Nous utilisons pour les dépistages un petit appareil qui permet de mesurer le stress accumulé.

Certes, on se rend en général bien compte que l’on est stressé ; mais comme on a souvent tendance à nier ce qui nous arrive, voici quelques symptômes dont il faut rester à l’écoute :

  • apparition de troubles physiques de toute nature dont on ne trouve pas d’autre cause – maux de tête fréquents, douleurs, fatigue, troubles du sommeil, troubles digestifs…
  • irritabilité, sautes d’humeur, difficulté à se défendre ou affronter les difficultés
  • se mettre à trop manger, trop boire
  • difficulté à se concentrer, à décider, à mémoriser…

Gérer son stress

Bien sûr on commence par essayer de traiter la cause : réfléchir à ce qui nous stresse, le reconnaître et l’affronter, est une première étape majeure.

Mais reconnaissons que ce n’est pas toujours facile, ni même possible ; il faut alors tout faire pour ne pas laisser le stress nous endommager.

Comment ? En mettant le stress à distance. Le maître mot est résilience (ne pas se laisser abattre). À défaut de pouvoir supprimer, on gère. Plusieurs méthodes sont disponibles :

  • La relaxation faisant appel à la respiration profonde, à la méditation, au yoga, à ce qu’on appelle aujourd’hui la pleine conscience. Ces techniques ont démontré leur capacité à diminuer le stress.
  • Dans cet esprit, la cohérence cardiaque (objet d’un autre article) est un moyen très efficace.
  • La pratique d’une activité physique régulière est un outil de lutte contre le stress, et on sait qu’elle a bien d’autres bénéfices…
  • L’hygiène du sommeil (voir article) aide à modérer le stress, grand perturbateur du sommeil.
  • Le reste est personnel et comportemental : s’accorder du temps pour soi, pour la détente, le jeu, la lecture, la musique, la promenade… ; gérer son temps plutôt que de le laisser courir incontrôlé ; organiser ses tâches ; et en parler à votre entourage.

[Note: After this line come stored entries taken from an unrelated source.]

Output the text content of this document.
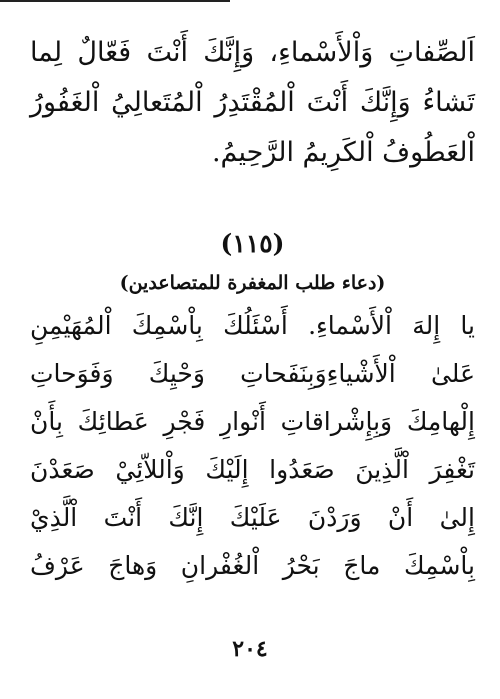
اَلصِّفاتِ وَاْلأَسْماءِ، وَإِنَّكَ أَنْتَ فَعّالٌ لِما
تَشاءُ وَإِنَّكَ أَنْتَ اْلمُقْتَدِرُ اْلمُتَعالِيُ اْلغَفُورُ
اْلعَطُوفُ اْلكَرِيمُ الرَّحِيمُ.
(١١٥)
(دعاء طلب المغفرة للمتصاعدين)
يا إِلهَ اْلأَسْماءِ. أَسْئَلُكَ بِاْسْمِكَ اْلمُهَيْمِنِ
عَلىٰ اْلأَشْياءِوَبِنَفَحاتِ وَحْيِكَ وَفَوَحاتِ
إِلْهامِكَ وَبِإِشْراقاتِ أَنْوارِ فَجْرِ عَطائِكَ بِأَنْ
تَغْفِرَ اْلَّذِينَ صَعَدُوا إِلَيْكَ وَاْللاّئِيْ صَعَدْنَ
إِلىٰ أَنْ وَرَدْنَ عَلَيْكَ إِنَّكَ أَنْتَ اْلَّذِيْ
بِاْسْمِكَ ماجَ بَحْرُ اْلغُفْرانِ وَهاجَ عَرْفُ
٢٠٤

Pour des stress trop ancrés, comme après un traumatisme, il faut se faire aider : les thérapies comportementales et cognitives sont ici précieuses, utilisant parfois de nos jours des outils de réalité virtuelle.

Pour le stress aigu il y a des médicaments que l’on peut prendre occasionnellement : pour éviter un trac bloquant en entrant en scène, on peut prendre un bêta-bloquant. Pour le stress chronique il peut aussi y avoir des médicaments : c’est affaire de spécialistes à consulter.